Kıyı Kanunu’nda tehlikeli gelişmeler

Geçtiğimiz Kasım ayında Çevre Kanunu ve Bazı Kanunlarda Değişiklik Yapılmasına Dair Kanun Teklifi TBMM Çevre Komisyonu’nda kabul edildi. Özellikle teklifte yer alan 20. madde muhalefet kanadında ve akademik çevrelerde tartışmalara yol açtı. Zira söz konusu madde, 3621 sayılı Kıyı Kanunu’nun 6. maddesine yönelik değişiklik ve eklemeleri içeriyor. Mevcut maddeye “Su alanlarında (deniz, tabii ve suni göller) imar planı kararı ile Enerji ve Tabii Kaynaklar Bakanlığınca yenilenebilir enerji kaynak alanı olarak ilan edilen alanlarda yenilenebilir enerji üretim santralleri yapılabilir” ibaresi eklendi (Bkz. şekil 1).


Madde 20 – Çevre Kanunu ve Bazı Kanunlarda Değişiklik Yapılmasına Dair Kanun Teklifi

Madde 6 ne diyor? Gerçek hayatta neler oluyor?
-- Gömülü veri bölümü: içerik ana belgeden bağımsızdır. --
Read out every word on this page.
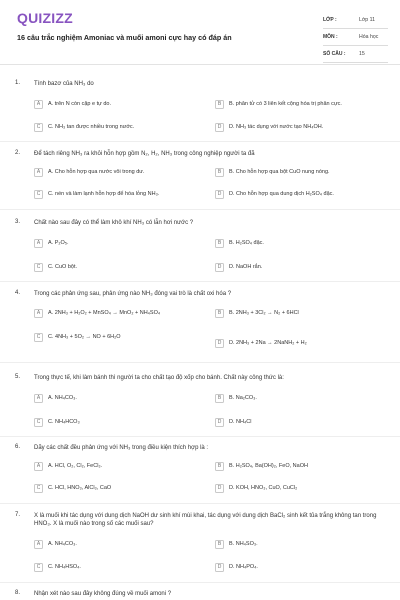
QUIZIZZ
16 câu trắc nghiệm Amoniac và muối amoni cực hay có đáp án
LỚP :	Lớp 11
MÔN :	Hóa học
SỐ CÂU :	15
1. Tính bazơ của NH₃ do
A	A. trên N còn cặp e tự do.	B	B. phân tử có 3 liên kết cộng hóa trị phân cực.
C	C. NH₃ tan được nhiều trong nước.	D	D. NH₃ tác dụng với nước tạo NH₄OH.
2. Để tách riêng NH₃ ra khỏi hỗn hợp gồm N₂, H₂, NH₃ trong công nghiệp người ta đã
A	A. Cho hỗn hợp qua nước vôi trong dư.	B	B. Cho hỗn hợp qua bột CuO nung nóng.
C	C. nén và làm lạnh hỗn hợp để hóa lỏng NH₃.	D	D. Cho hỗn hợp qua dung dịch H₂SO₄ đặc.
3. Chất nào sau đây có thể làm khô khí NH₃ có lẫn hơi nước ?
A	A. P₂O₅.	B	B. H₂SO₄ đặc.
C	C. CuO bột.	D	D. NaOH rắn.
4. Trong các phản ứng sau, phản ứng nào NH₃ đóng vai trò là chất oxi hóa ?
A	A. 2NH₃ + H₂O₂ + MnSO₄ → MnO₂ + NH₄SO₄	B	B. 2NH₃ + 3Cl₂ → N₂ + 6HCl
C	C. 4NH₃ + 5O₂ → NO + 6H₂O
D	D. 2NH₃ + 2Na → 2NaNH₂ + H₂
5. Trong thực tế, khi làm bánh thì người ta cho chất tạo độ xốp cho bánh. Chất này công thức là:
A	A. NH₄CO₃.	B	B. Na₂CO₃.
C	C. NH₄HCO₃	D	D. NH₄Cl
6. Dãy các chất đều phản ứng với NH₃ trong điều kiện thích hợp là :
A	A. HCl, O₂, Cl₂, FeCl₃.	B	B. H₂SO₄, Ba(OH)₂, FeO, NaOH
C	C. HCl, HNO₃, AlCl₃, CaO	D	D. KOH, HNO₃, CuO, CuCl₂
7. X là muối khi tác dụng với dung dịch NaOH dư sinh khí mùi khai, tác dụng với dung dịch BaCl₂ sinh kết tủa trắng không tan trong HNO₃. X là muối nào trong số các muối sau?
A	A. NH₄CO₃.	B	B. NH₄SO₃.
C	C. NH₄HSO₄.	D	D. NH₄PO₄.
8. Nhận xét nào sau đây không đúng về muối amoni ?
Değişiklik olmadan önceki mevcut Kıyı Kanunu’nda bulunan 6. madde , kıyılarda yapılamaması gereken insan faaliyetlerini düzenliyor. Örneğin bu maddeye göre herkes eşitlik ve serbestlikle kıyılara erişebilirken, buralarda hiçbir yapı yapılamamalı ve hatta duvar, çit, parmaklık, tel örgü, hendek, kazık ve benzeri engellerin bile oluşturulmamalıdır. Oysa Türkiye’nin pek çok yerinde ücretsiz olarak plajda güneşlenmek veya denize girmek çoktan imkânsız hale gelmiş durumda.

Bu madde ayrıca kıyıyı değiştirecek boyutta kazılarla kum ve çakıl alınmasını da engelliyor. Ancak gerçek hayatta işler başka biçimde yürüyor. Mesela geçtiğimiz Eylül ayında İstanbul Kıyıköy’de, Kumport Liman Hizmetleri’nin denizden yıllık 300 bin ton kum çekebilmesi için yapılan projenin ÇED dosyasını İstanbul Valiliği kabul etti .
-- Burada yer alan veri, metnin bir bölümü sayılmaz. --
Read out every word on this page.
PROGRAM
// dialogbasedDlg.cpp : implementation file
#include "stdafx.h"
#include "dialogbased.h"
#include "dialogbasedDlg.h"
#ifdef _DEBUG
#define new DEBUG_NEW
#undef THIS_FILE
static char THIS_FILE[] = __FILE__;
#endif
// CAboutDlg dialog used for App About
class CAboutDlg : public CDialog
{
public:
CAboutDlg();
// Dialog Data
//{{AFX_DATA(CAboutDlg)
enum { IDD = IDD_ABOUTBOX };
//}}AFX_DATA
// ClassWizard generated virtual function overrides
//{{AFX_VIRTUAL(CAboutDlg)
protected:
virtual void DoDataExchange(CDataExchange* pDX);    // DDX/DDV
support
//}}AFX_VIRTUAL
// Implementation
Kilyos sahilini molozlar bastı (2017)

Madde kıyılara moloz, toprak, cüruf ve çöp gibi kirletici etkisi olan atıkların dökülemeyeceğini de söylüyor. Buna rağmen inşaat sektörünün kalesi haline gelmiş ülkenin sulak alanları hafriyat çöplüğüne dönüşmekte. Geçen sene Mart ayında Kilyos sahilini 3. Havalimanı inşaatı nedeniyle yıkılan eski maden ocaklarının içindeki hafriyatın nasıl bastığını hatırlayalım . Lafın kısası ülkenin hemen her kıyısında maddede yapılmaması gerekenler tam gaz yapılmakta.

Ancak esas mesele kanun maddesinin hakkıyla uygulanmaması değil. Yukarıda sayılan yasaklardan sonra kıyılarda, sadece deniz taşımacılığı ve araştırmaları için gereken yapılara değil kruvaziyer gemilerinin ve yatların yanaşması, yolcuların yeme içme ve alışveriş etmesi için ticari amaçlı altyapı ve tesislere de inşa izni veriliyor. Peki, bunca tesise izin verilirken kıyılarımızı korumak mümkün mü? Korumaya değil kullanıma yönelik bu maddeyle kıyılarımızın hali ne olacak?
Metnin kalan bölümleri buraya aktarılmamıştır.